The Souls of Black Folks

Published in 1903, exactly forty years after the Emancipation Proclamation, W.E.B. Du Bois’s “The Souls of Black Folk” fell into the hands of an American nation that had still not yet found “peace from its sins.” With such deep disappointment among African-Americans still awaiting full emancipation, Du Bois believed that the moderate and conciliatory efforts of civil-rights leader Booker T. Washington could only go so far. Taking to the page, Du Bois produced a resounding declaration on the rights of the American man and laid out an agenda that was at the time radical but has since proven prophetic. In fourteen chapters that move fluidly between historical and sociological essays, song and poetry, personal recollection and fiction, The Souls of Black Folk frames “the color line” as the central problem of the twentieth century and tries to answer the question, “Why did God make me an outcast and a stranger in mine own house?” This title is also available as an eBook on Hoopla, an eAudiobook on Hoopla, and an eBook on Overdrive.


They Were Her Property: White Women as Slave Owners in the American South

Historian Stephanie E. Jones-Rogers draws on a variety of sources to show that slave‑owning women were sophisticated economic actors who directly engaged in and benefited from the South’s slave market. Not only did white women often refuse to cede ownership of their slaves to their husbands, they employed management techniques that were as effective and brutal as those used by slave‑owning men. By examining the economically entangled lives of enslaved people and slave‑owning women, Jones-Rogers presents a narrative that forces us to rethink the economics and social conventions of slaveholding America. This title is also available as an eBook on Overdrive/Libby or as an eAudiobook on Hoopla.


Twelve Years A Slave

Perhaps the best written of all the slave narratives, Twelve Years a Slave  is a harrowing memoir about one of the darkest periods in American history. It recounts how Solomon Northup, born a free man in New York, was lured to Washington, D.C., in 1841 with the promise of fast money, then drugged and beaten and sold into slavery. He spent the next twelve years of his life in captivity on a Louisiana cotton plantation. This title is also available as an eBook on Hoopla, an eAudiobook on Hoopla, an eBook on Libby/Overdrive, or an eAudiobook on Libby/Overdrive.

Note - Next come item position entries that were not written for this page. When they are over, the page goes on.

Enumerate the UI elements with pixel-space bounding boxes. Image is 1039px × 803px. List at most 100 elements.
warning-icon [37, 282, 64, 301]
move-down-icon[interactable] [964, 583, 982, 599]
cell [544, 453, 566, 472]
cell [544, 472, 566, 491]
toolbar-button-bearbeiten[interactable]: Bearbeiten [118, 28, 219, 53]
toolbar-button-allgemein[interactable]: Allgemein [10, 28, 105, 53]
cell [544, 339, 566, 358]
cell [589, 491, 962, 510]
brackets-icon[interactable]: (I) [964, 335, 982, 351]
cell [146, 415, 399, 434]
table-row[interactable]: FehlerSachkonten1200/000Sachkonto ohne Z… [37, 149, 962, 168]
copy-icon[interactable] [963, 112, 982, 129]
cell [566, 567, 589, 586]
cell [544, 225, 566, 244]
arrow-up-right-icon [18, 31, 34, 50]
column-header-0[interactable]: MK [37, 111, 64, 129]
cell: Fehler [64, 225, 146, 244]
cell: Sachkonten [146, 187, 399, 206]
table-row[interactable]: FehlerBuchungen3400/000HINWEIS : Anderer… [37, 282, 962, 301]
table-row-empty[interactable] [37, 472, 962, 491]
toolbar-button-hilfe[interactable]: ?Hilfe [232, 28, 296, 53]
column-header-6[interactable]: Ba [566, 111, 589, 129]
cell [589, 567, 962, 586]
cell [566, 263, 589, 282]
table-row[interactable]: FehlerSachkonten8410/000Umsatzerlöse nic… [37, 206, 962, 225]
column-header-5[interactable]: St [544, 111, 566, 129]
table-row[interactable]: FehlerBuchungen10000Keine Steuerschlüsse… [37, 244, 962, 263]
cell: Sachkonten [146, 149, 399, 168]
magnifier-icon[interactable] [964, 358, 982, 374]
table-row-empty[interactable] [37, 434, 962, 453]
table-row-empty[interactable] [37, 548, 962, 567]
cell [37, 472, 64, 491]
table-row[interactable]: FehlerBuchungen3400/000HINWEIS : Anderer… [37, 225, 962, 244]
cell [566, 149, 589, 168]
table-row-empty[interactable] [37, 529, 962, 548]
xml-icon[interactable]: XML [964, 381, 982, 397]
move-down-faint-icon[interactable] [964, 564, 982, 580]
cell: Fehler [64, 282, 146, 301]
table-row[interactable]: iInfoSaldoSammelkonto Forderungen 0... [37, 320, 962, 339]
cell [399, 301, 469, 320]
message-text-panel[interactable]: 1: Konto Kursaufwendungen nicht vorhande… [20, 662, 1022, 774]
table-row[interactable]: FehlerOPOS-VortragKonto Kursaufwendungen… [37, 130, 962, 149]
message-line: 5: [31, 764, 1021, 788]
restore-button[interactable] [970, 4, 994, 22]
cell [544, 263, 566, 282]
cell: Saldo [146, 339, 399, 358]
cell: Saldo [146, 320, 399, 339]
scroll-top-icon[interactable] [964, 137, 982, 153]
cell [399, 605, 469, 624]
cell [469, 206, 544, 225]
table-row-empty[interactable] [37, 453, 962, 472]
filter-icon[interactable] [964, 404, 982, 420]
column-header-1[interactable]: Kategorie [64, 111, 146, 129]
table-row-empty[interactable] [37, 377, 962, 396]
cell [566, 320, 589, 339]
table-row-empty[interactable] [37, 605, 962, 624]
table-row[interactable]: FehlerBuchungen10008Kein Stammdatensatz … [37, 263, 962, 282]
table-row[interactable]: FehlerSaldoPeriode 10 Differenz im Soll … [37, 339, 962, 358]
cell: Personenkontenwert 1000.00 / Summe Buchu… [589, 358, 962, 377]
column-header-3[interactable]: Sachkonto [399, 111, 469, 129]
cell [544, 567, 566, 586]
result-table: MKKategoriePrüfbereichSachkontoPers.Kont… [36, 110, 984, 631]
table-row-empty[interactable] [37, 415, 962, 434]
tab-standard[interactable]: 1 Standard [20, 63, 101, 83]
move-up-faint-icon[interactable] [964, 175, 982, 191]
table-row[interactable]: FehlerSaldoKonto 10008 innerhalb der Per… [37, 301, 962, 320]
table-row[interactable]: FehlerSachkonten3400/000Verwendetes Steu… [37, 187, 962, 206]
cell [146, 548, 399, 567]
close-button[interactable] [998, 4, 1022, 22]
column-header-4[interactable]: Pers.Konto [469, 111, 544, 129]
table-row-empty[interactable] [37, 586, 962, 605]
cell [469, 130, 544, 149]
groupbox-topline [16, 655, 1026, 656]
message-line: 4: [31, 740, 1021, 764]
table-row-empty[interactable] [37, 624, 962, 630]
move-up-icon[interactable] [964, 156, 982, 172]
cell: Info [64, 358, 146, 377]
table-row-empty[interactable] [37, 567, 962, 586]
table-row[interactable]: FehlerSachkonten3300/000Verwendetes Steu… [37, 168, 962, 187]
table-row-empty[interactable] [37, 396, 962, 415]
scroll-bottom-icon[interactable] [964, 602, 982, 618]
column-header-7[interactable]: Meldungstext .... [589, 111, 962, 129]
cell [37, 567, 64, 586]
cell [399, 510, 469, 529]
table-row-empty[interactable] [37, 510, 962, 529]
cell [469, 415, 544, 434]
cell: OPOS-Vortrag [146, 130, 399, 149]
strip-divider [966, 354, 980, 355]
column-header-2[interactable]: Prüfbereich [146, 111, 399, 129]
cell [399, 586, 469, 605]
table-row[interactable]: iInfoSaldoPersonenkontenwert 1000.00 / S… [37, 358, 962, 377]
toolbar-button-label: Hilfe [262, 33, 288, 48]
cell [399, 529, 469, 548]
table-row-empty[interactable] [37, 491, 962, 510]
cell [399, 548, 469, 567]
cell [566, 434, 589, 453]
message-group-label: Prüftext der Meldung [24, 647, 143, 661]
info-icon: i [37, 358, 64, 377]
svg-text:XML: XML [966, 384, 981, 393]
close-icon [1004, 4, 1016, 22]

The Warmth of Other Suns: The Epic Story of America's Great Migration

A sweeping examination an often-overlooked part of history, when six million Black Americans uprooted their lives in the south and migrated to northern and western cities in search of a better future, changing the course of their own lives and the new cities they called home. 

This title is also available for checkout as an eBook on Libby.